All the yummy food

Jun 28, 2013 22:25

The time is magical, and the time is good. The anatomy department is sending out invitations to the Ceremony of Thanks, to thank the cadavers. The taxi guy is gathering business by the Shacks, for airport rides. It's close to the magical time of school break and of going home. It is also far enough into the semester that we're all perverts, discussing what we'd like to eat as we're removing the intestinal tract. Consequently, I'm crawling around my favorite cooking website, collecting recepies that I want to cook and contemplating buying a grill for dad, just so that I could exploit it shamelessly during home visits, like, every day.

And so, for a bit of advertisement, there is Bon Appetit Magazine. Take a look. I grew up eating the same 15-20 (rather bland) dishes over and over again, where black peppercorns were the most adventurous one would get with the spices, and I had no idea you could crush those peppercorns until my mid-twenties.

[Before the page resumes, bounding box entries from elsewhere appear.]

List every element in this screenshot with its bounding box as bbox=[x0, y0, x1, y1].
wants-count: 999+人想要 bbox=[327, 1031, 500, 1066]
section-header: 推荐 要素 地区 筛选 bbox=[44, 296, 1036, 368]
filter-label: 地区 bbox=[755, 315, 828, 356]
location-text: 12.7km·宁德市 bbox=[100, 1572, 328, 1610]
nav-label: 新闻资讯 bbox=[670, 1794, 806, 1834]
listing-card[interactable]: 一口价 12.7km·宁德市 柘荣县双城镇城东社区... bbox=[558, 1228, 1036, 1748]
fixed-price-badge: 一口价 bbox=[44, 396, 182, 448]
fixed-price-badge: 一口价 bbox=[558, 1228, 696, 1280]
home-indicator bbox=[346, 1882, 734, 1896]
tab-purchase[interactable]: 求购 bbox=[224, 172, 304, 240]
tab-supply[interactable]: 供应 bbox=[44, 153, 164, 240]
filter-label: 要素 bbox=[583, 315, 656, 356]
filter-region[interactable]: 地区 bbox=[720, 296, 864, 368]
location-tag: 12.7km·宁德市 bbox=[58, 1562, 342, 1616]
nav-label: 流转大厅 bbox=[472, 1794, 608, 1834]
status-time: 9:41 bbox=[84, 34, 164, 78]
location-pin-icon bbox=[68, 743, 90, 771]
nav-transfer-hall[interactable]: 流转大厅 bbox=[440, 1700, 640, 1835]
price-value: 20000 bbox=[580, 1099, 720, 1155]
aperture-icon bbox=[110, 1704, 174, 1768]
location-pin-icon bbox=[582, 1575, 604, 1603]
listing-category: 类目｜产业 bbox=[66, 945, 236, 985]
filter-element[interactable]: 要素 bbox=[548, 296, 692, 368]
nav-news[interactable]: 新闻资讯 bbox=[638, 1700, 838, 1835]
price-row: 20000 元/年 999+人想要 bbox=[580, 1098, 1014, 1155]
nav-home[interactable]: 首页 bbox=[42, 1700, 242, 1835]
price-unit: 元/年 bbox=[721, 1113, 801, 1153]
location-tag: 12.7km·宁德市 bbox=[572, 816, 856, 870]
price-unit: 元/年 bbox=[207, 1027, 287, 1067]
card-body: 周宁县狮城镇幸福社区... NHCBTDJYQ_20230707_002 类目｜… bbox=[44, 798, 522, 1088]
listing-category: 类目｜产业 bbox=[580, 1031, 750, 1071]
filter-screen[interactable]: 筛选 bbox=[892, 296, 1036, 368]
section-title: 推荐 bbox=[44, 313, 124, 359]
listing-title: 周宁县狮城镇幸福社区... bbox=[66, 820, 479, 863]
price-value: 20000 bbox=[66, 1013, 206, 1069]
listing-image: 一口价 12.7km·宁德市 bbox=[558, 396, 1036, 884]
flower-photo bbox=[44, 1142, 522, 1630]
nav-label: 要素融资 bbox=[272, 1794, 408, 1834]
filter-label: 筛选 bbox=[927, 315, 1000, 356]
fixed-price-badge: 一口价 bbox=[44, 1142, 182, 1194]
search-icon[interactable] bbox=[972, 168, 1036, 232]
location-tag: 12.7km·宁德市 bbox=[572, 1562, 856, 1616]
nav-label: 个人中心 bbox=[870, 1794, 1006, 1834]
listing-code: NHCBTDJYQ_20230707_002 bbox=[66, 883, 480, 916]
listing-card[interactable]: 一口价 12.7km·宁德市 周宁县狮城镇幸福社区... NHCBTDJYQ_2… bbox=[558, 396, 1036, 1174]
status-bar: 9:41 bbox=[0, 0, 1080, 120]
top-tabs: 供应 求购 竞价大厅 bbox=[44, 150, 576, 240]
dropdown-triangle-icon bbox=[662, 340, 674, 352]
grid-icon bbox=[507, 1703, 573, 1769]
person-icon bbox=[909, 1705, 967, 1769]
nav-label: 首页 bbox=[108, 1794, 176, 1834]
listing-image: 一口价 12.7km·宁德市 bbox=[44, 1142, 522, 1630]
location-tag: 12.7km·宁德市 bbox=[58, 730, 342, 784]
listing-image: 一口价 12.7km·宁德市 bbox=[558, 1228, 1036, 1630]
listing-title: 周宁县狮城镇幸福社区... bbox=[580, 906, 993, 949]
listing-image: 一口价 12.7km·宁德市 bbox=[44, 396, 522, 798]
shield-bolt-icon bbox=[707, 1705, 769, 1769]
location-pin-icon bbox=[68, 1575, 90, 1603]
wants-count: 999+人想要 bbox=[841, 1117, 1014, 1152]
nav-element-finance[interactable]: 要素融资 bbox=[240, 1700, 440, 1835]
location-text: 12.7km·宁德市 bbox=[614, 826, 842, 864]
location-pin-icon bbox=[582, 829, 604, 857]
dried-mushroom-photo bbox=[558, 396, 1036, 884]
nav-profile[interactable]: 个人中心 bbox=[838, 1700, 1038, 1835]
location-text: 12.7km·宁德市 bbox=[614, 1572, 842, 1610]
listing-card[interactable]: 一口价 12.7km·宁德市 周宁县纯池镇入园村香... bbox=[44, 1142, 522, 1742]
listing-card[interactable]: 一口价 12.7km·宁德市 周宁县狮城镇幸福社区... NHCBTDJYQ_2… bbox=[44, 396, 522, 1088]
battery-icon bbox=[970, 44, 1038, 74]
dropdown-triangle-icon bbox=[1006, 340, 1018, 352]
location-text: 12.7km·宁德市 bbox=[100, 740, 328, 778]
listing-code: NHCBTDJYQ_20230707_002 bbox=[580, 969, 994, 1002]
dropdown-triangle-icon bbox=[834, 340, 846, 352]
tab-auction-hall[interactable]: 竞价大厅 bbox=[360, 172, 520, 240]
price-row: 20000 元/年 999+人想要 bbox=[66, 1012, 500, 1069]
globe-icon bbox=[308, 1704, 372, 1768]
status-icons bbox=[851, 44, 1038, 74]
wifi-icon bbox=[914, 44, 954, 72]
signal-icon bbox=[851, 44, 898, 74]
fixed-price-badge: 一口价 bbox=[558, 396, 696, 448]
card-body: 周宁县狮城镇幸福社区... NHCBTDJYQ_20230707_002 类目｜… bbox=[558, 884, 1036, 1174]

There were two varieties of salad, and chicken existed as either overcooked part of a stew or fried, dry and dripping oil. Sister was quicker to figure out that we needed to learn how to cook, and I too eventually got the idea to try better foods. But say you have a lobster tail or a pretty pretty cut of a fresh wild-caught king salmon. How good are they if all you know to use is mayo and red pepper? I've had bad luck with recepie books, so I didn't like them much and was fumbling my way around the kitchen - still tiny, but now my own and finally clean kitchen.

One day I walked by a magazine stand in a store, and there was an issue of Bon Appetit with the photo of the most perfect piece of undercooked steak and the most beautiful golden crispy steak fry stuck on a very toothy fork of dark gleaming metal. It had grains of kosher salt on it. It was the most yummy food photograph of all times, and I had to buy the magazine, even though I didn't think I'd be able to ever cook that thing.

Bon Appetit is how I learned to cook the picture-perfect, restaurant-style food I love. It's somewhat on the fancy side, but wouldn't you want to know what to do with all those crazy herbs and spices just sitting around there in the store, being all mysterious? The website is convenient enough, but I subscribed to the hard copy (back when I had a mailing address), for the experience of opening a new issues and browsing through the recepies and the entertaining and serving advice. They don't just give you recepies, but they also tell you how to cook spaghetti, how to build two zones within your charcoal grill and what to do with them. Or, it could have a whole section on home-made dressing, honey or summer veggies. The minute I get back to living in the States, I'm getting another subscription.

Can you tell I'm excited about going home again, where they have FOOD?? I have a plan, beginning at the San Juan airport, where they have a sushi bar at the airport hotel lounge.